Opinião: Cultivar a cultura

Nos últimos anos temos observado um interesse cada vez maior nos chamados elementos soft dos negócios. Se por um lado as duas últimas décadas se definiram por uma obsessão pela estratégia, os tempos recentes têm-se definido como a era da cultura. Cada vez mais as publicações de referência trocam o espaço dos clássicos temas de estratégia e marketing para tratar dos temas relacionados ao talento, comportamentos e cultura. Renovou-se o ditado do guru Peter Drucker – “cultura come a estratégia no pequeno-almoço”.

Por Paulo Pisano, director de Recursos Humanos da Galp Energia e Conselheiro Editorial da Human Resources Portugal

 

Uma organização sem uma boa estratégia, por melhor que seja seu talento ou sua cultura, terá grandes dificuldades em gerar valor sustentável. A estratégia é necessária. Mas também é insuficiente.

Apesar de falar-se muito de cultura organizacional, há quase tantas definições como há observadores. As definições vão desde as mais simples “a forma como se fazem as coisas por aqui”, ou “aquilo que achamos que devemos fazer num determinado ambiente para ser aceitos”, até algumas mais abrangentes, como “um conjunto de comportamentos, símbolos e processos – as escolhas que fazemos na forma como trabalhamos uns com os outros”.

Seja qual for a definição, vale observar que a cultura é tanto princípio quanto fim – origem e resultado. A cultura de uma organização sempre existe, quer nós queiramos ou não – a partir do momento em que temos um grupo de pessoas trabalhando juntas, desenvolvem-se hábitos, códigos e interpretações que formam a base de uma cultura. Ao mesmo tempo, conforme mudam as condições do entorno de mercado, e a ambição das organizações, também começam a surgir os desalinhamentos entre a cultura vigente e a necessária para servir à mudança que se busca.

São nesses desalinhamentos, onde a forma como trabalhamos não atende aos resultados que queremos, que surgem as oportunidades de mudança e evolução de uma cultura organizacional.

A evolução cultural é como a mudança pessoal – mudar a cultura é criar novos hábitos. Por exemplo, se queremos entrar em forma, importa ter claro o porque. Encontramos um ginásio, nos inscrevemos e pagamos a mensalidade. Mas só pagar não basta. Precisamos de assiduidade, de ir à academia quando queríamos sair com os amigos, ou quando chove, ou há engarrafamento.

Substituímos hábitos que não nos servem com novos hábitos: de ir a casa ver televisão, à ir para o ginásio fazer exercício. Nem sempre é fácil. E mudar uma cultura significa também mudar crenças, comportamentos e criar novas práticas.
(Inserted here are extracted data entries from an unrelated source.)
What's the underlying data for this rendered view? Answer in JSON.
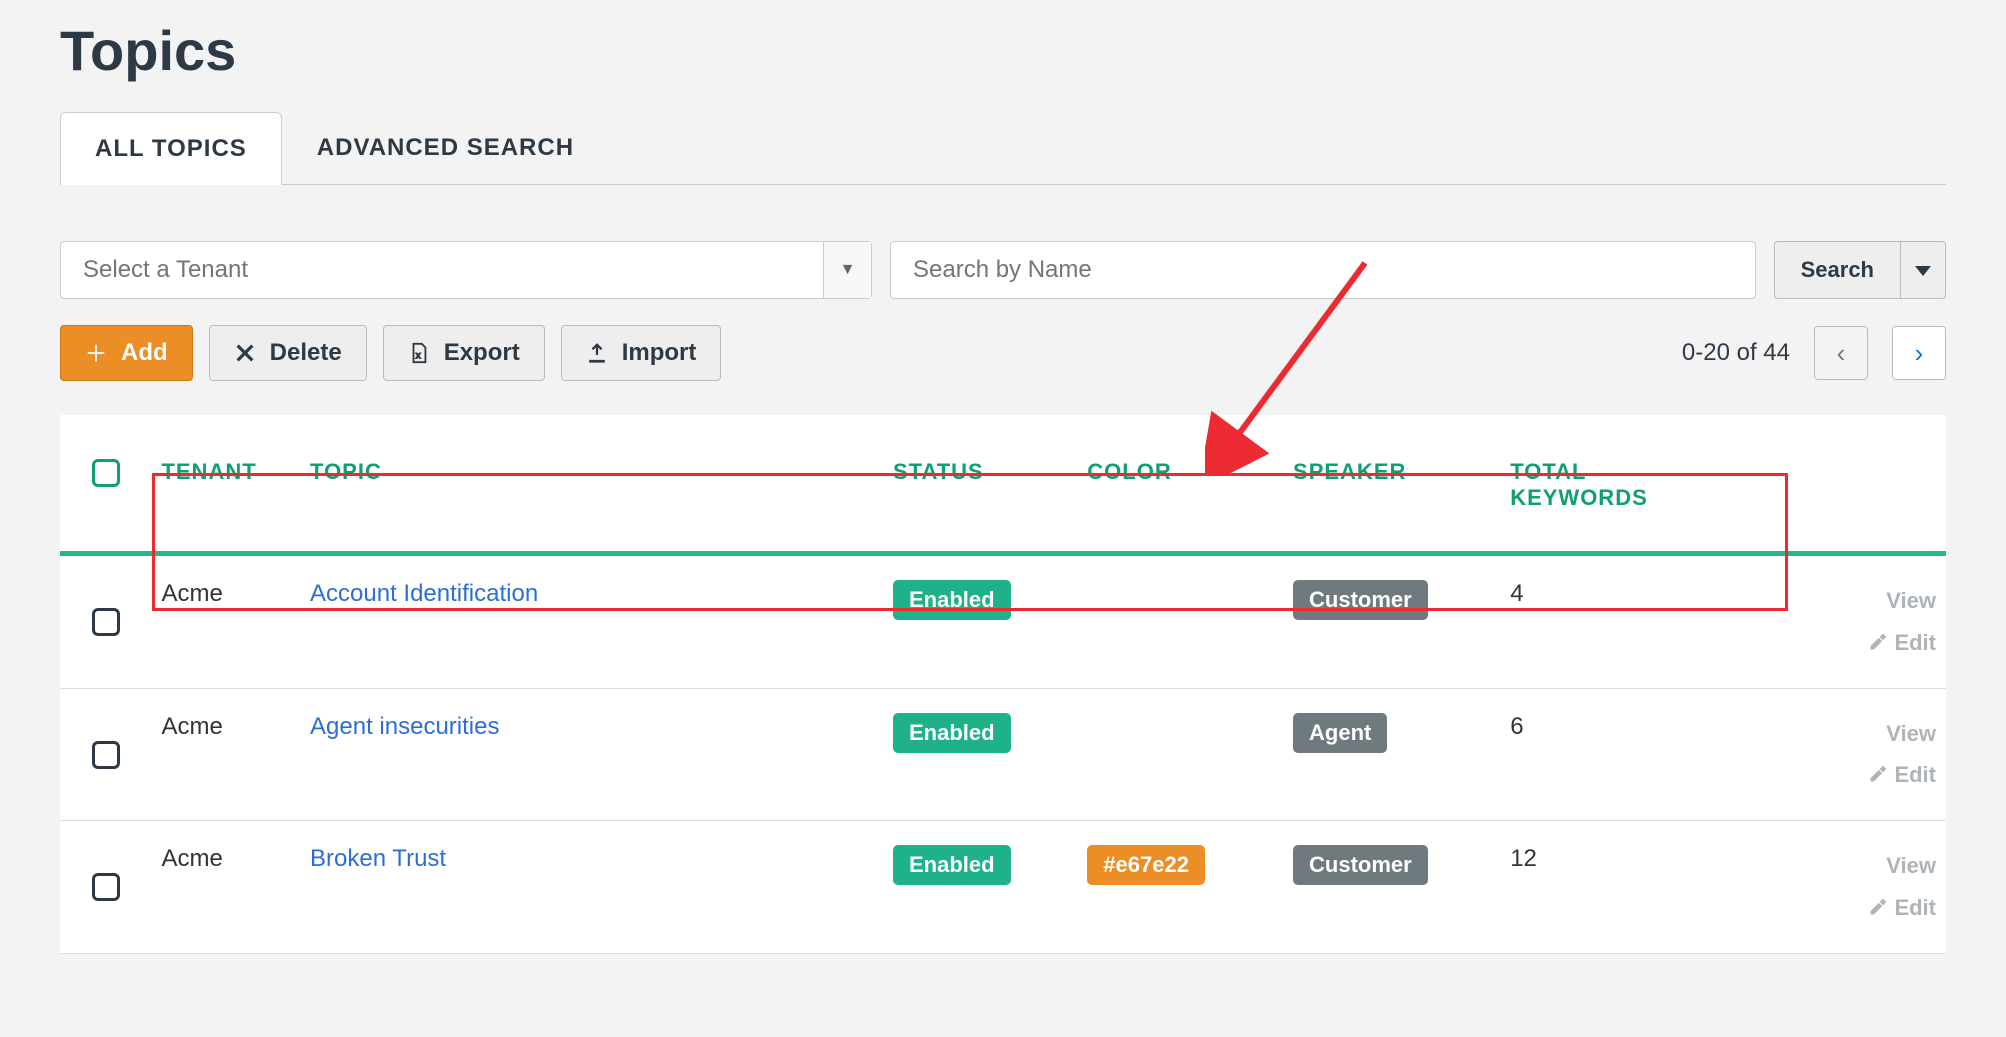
{
  "page_title": "Topics",
  "tabs": {
    "all_topics": "ALL TOPICS",
    "advanced_search": "ADVANCED SEARCH"
  },
  "filters": {
    "tenant_placeholder": "Select a Tenant",
    "search_placeholder": "Search by Name",
    "search_button": "Search"
  },
  "toolbar": {
    "add": "Add",
    "delete": "Delete",
    "export": "Export",
    "import": "Import"
  },
  "pagination": {
    "text": "0-20 of 44"
  },
  "columns": {
    "tenant": "TENANT",
    "topic": "TOPIC",
    "status": "STATUS",
    "color": "COLOR",
    "speaker": "SPEAKER",
    "total_keywords_line1": "TOTAL",
    "total_keywords_line2": "KEYWORDS"
  },
  "actions": {
    "view": "View",
    "edit": "Edit"
  },
  "rows": [
    {
      "tenant": "Acme",
      "topic": "Account Identification",
      "status": "Enabled",
      "color": "",
      "speaker": "Customer",
      "total_keywords": "4"
    },
    {
      "tenant": "Acme",
      "topic": "Agent insecurities",
      "status": "Enabled",
      "color": "",
      "speaker": "Agent",
      "total_keywords": "6"
    },
    {
      "tenant": "Acme",
      "topic": "Broken Trust",
      "status": "Enabled",
      "color": "#e67e22",
      "speaker": "Customer",
      "total_keywords": "12"
    }
  ]
}
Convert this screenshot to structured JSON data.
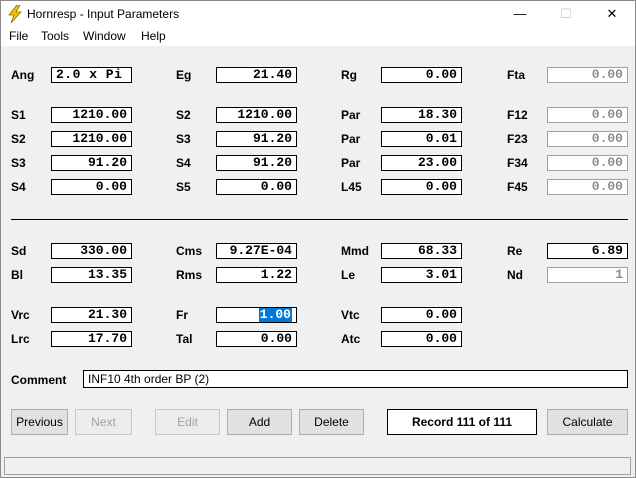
{
  "window": {
    "title": "Hornresp - Input Parameters",
    "minimize": "—",
    "maximize": "☐",
    "close": "✕"
  },
  "menu": [
    "File",
    "Tools",
    "Window",
    "Help"
  ],
  "labels": {
    "ang": "Ang",
    "eg": "Eg",
    "rg": "Rg",
    "fta": "Fta",
    "s1": "S1",
    "s2a": "S2",
    "par1": "Par",
    "f12": "F12",
    "s2b": "S2",
    "s3a": "S3",
    "par2": "Par",
    "f23": "F23",
    "s3b": "S3",
    "s4a": "S4",
    "par3": "Par",
    "f34": "F34",
    "s4b": "S4",
    "s5": "S5",
    "l45": "L45",
    "f45": "F45",
    "sd": "Sd",
    "cms": "Cms",
    "mmd": "Mmd",
    "re": "Re",
    "bl": "Bl",
    "rms": "Rms",
    "le": "Le",
    "nd": "Nd",
    "vrc": "Vrc",
    "fr": "Fr",
    "vtc": "Vtc",
    "lrc": "Lrc",
    "tal": "Tal",
    "atc": "Atc",
    "comment": "Comment"
  },
  "values": {
    "ang": "2.0 x Pi",
    "eg": "21.40",
    "rg": "0.00",
    "fta": "0.00",
    "s1": "1210.00",
    "s2a": "1210.00",
    "par1": "18.30",
    "f12": "0.00",
    "s2b": "1210.00",
    "s3a": "91.20",
    "par2": "0.01",
    "f23": "0.00",
    "s3b": "91.20",
    "s4a": "91.20",
    "par3": "23.00",
    "f34": "0.00",
    "s4b": "0.00",
    "s5": "0.00",
    "l45": "0.00",
    "f45": "0.00",
    "sd": "330.00",
    "cms": "9.27E-04",
    "mmd": "68.33",
    "re": "6.89",
    "bl": "13.35",
    "rms": "1.22",
    "le": "3.01",
    "nd": "1",
    "vrc": "21.30",
    "fr": "1.00",
    "vtc": "0.00",
    "lrc": "17.70",
    "tal": "0.00",
    "atc": "0.00",
    "comment": "INF10 4th order BP (2)"
  },
  "buttons": {
    "previous": "Previous",
    "next": "Next",
    "edit": "Edit",
    "add": "Add",
    "delete": "Delete",
    "calculate": "Calculate"
  },
  "record": "Record 111 of 111",
  "colors": {
    "selection": "#0078d7",
    "icon": "#f2c400"
  }
}
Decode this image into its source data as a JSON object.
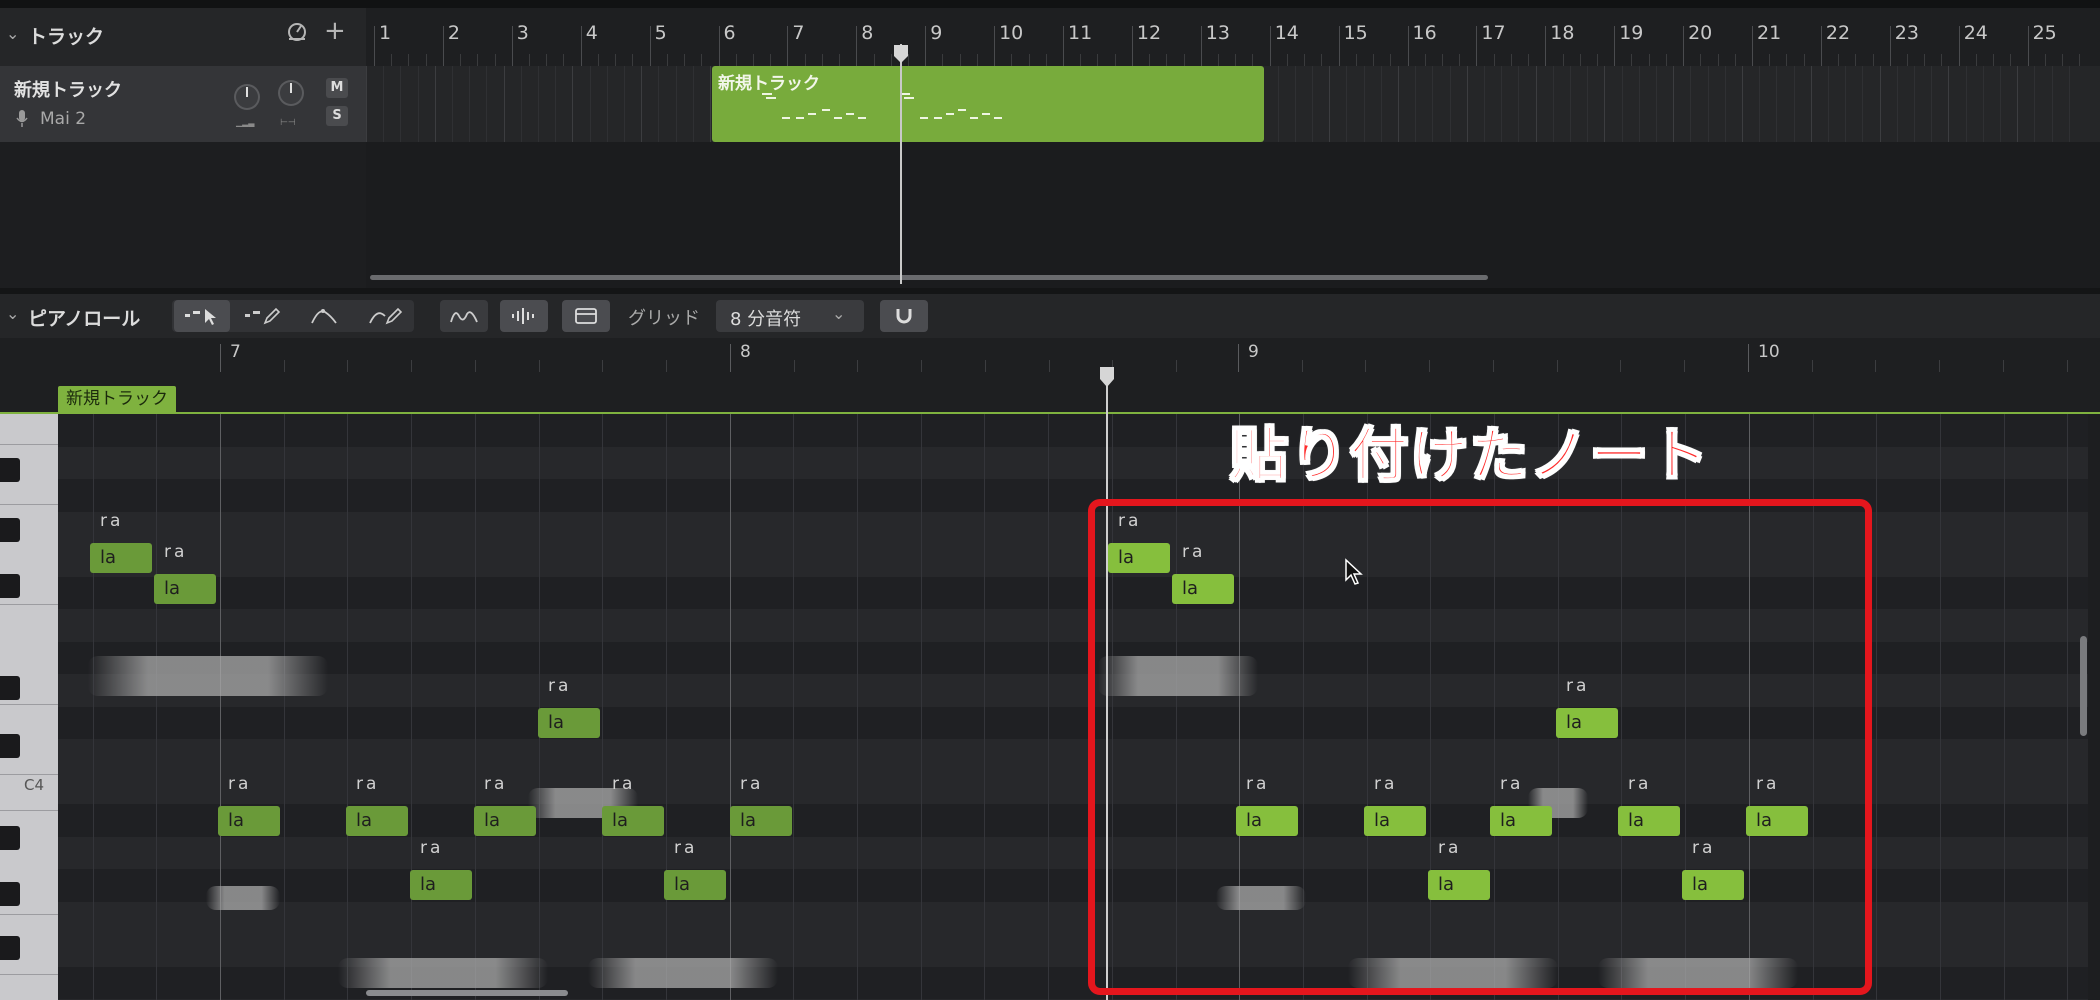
{
  "tracks_panel": {
    "title": "トラック"
  },
  "track": {
    "name": "新規トラック",
    "voice": "Mai 2",
    "mute": "M",
    "solo": "S"
  },
  "region": {
    "name": "新規トラック"
  },
  "top_ruler": [
    "1",
    "2",
    "3",
    "4",
    "5",
    "6",
    "7",
    "8",
    "9",
    "10",
    "11",
    "12",
    "13",
    "14",
    "15",
    "16",
    "17",
    "18",
    "19",
    "20",
    "21",
    "22",
    "23",
    "24",
    "25"
  ],
  "piano_roll": {
    "title": "ピアノロール",
    "grid_label": "グリッド",
    "grid_value": "8 分音符",
    "ruler": [
      "7",
      "8",
      "9",
      "10"
    ],
    "region_tag": "新規トラック",
    "c4_label": "C4"
  },
  "note": {
    "lyric": "la",
    "phoneme": "ra"
  },
  "annotation": "貼り付けたノート",
  "colors": {
    "note_original": "#6a9a39",
    "note_pasted": "#86bf3d",
    "highlight": "#e4161d"
  }
}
O que podemos fazer, como profissionais de RH, para ajudar no processo de mudança ou evolução de uma cultura?

Começar por nós – ter uma experiência pessoal nas dificuldades para se mudar é um ativo importante. Se não conhecemos as dificuldades inerentes à mudanças importantes, faltará empatia e compaixão àqueles que estão a passar pelo mesmo na sua organização.

 

Ajudar as lideranças a articularem a razão para a mudança – como a cultura atual está impedindo o sucesso da organização e porque isso é urgente e importante. Uma narrative envolvente é fundamental.

Identificar alavancas de suporte além do RH. O comprometimento e comportamento dos líderes da organização serão símbolos visíveis para toda a organização e pontuarão o quão sérios somos relativos à essa mudança.

Buscar apóstolos em várias partes e níveis da organização. Há colegas que têm energia e credibilidade para disseminar novos valores e comportamentos. Estes criarão massa-crítica e durabilidade para o processo. Não somente os líderes, mas também aqueles que se arriscam a ser os “primeiros seguidores” – que mostram aos outros que vale a pena tentar.

Pensar de forma sistêmica e sustentável – a formação de novos hábitos toma tempo. É uma maratona, não um sprint de cem metros. Não há bala de prata – deve-se aplicar várias alavancas em conjunto e à longo-prazo. Fazer mais e falar menos – ações sempre vão “falar” mais alto que palavras ou slogans.

No meu percurso como coach executivo tive algumas das minhas maiores lições no campo da mudança, e um de meus professores de coaching dizia: somos aquilo que praticamos.

E quanto mais praticamos, com persistência, mais disponíveis ficam as novas habilidades, conhecimentos ou comportamentos – e mais possível fica a mudança.